D. Porphyria Cutanea Tarda

1. Increased fragility of sun exposed skin leading to bullae and erosions in traumatized areas-usually backs of hands.

2. Heal with scarring and milia (tiny cysts) 

3. Pathogenesis: 

a. Autosomal dominant with hepatic and erythrocytic deficiency of uroporphrynogen decarboxylase (UD). 

b. sporadic variant with UD deficiency in liver only. 

c. Stress factors with result in enough enzyme deficiency to produce clinical disease include: alcoholism, iron overload, estrogen therapy and liver disease (especially Hep C). 

4.Diagnosis: Spot acidified urine will fluoresce with woods light. 24 hour urine collection will show elevated uroporphyrins.

5. Complications: long standing PCT is associated with an increased risk of hepatoma.

6. Mimickers: 

a. drug-induced (NSAIDS, tetracyclines) and pseudo PCT of dialysis produce a similar cutaneous picture with normal urinary porphyrins.

b. Variegate porphyria and hereditary coproporphyria can produce identical cutaneous findings with neurologic and acute visceral attacks.

IX. Renal disease

A. perforating disease

1. seen in patients on dialysis with diabetes

2.umbilicated pigmented papules occur which are extremely pruritic. 

3.distributed over the trunk and extremities, often in linear arrays.

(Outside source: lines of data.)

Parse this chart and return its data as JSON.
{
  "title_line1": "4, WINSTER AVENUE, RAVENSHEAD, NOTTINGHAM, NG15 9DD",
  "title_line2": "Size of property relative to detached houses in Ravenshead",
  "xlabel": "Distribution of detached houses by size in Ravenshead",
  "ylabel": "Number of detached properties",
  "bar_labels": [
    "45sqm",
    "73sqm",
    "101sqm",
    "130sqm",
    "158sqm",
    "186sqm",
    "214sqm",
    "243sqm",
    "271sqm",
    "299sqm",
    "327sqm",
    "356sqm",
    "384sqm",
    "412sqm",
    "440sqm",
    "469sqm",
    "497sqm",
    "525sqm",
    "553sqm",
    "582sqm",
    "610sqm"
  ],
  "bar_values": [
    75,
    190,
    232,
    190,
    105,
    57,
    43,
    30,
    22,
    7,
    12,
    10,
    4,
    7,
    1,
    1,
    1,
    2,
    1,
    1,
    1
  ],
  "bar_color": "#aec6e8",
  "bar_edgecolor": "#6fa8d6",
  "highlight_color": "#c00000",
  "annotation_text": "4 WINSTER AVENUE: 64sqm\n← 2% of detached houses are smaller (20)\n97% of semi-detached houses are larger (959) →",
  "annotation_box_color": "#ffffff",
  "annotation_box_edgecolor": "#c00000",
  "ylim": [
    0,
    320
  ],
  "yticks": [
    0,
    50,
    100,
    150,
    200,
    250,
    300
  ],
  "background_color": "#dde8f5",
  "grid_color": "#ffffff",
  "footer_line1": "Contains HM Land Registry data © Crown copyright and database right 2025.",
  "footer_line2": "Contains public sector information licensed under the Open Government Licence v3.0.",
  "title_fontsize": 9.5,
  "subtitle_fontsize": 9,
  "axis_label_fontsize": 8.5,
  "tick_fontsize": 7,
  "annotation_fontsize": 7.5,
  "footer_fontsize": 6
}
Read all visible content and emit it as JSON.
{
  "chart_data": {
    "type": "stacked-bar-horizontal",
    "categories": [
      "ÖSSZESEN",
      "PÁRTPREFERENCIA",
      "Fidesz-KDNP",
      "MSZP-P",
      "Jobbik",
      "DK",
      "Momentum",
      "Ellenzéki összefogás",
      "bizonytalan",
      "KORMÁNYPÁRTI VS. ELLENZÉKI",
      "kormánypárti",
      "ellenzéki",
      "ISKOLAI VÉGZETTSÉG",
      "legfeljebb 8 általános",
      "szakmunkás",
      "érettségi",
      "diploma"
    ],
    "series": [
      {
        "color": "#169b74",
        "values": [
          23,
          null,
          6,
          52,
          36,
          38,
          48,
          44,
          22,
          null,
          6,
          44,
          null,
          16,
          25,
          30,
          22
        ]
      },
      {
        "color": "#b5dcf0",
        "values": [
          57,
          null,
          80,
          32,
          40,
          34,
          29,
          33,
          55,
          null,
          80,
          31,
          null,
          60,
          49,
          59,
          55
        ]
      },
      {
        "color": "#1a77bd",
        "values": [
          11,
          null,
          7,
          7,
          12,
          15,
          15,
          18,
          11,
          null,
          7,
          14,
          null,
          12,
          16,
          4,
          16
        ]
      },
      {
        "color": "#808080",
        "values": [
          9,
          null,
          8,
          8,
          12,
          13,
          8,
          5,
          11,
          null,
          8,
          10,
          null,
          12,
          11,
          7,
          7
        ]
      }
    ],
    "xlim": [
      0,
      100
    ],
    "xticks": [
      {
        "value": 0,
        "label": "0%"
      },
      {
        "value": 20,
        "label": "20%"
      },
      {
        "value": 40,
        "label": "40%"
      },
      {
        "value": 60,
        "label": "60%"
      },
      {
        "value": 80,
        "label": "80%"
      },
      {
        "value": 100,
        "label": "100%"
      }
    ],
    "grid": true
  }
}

4.The features of lichen simplex chronicus are often present secondary to intense itch. 5.Notoriously difficult to treat.

B. calciphylaxis

1.Hyperparathyroidism secondary to chronic renal failure is associated with metastatic calcification

2.As the level of serum phosphate increases the associated fall in serum calcium level stimulates the parathyroid glands to become hyperplastic and to hyperfunction.

3.bones: resorption and cyst formation metastatic calcification in the dermis and subcutaneos tissues produces grossly visible nodules.

5.vasculopathy: in some patients calcification of the vessels develops leading to gangrene of the fingers and toes and cutaneous infarction on the lower abdomen and legs(calciphylaxis).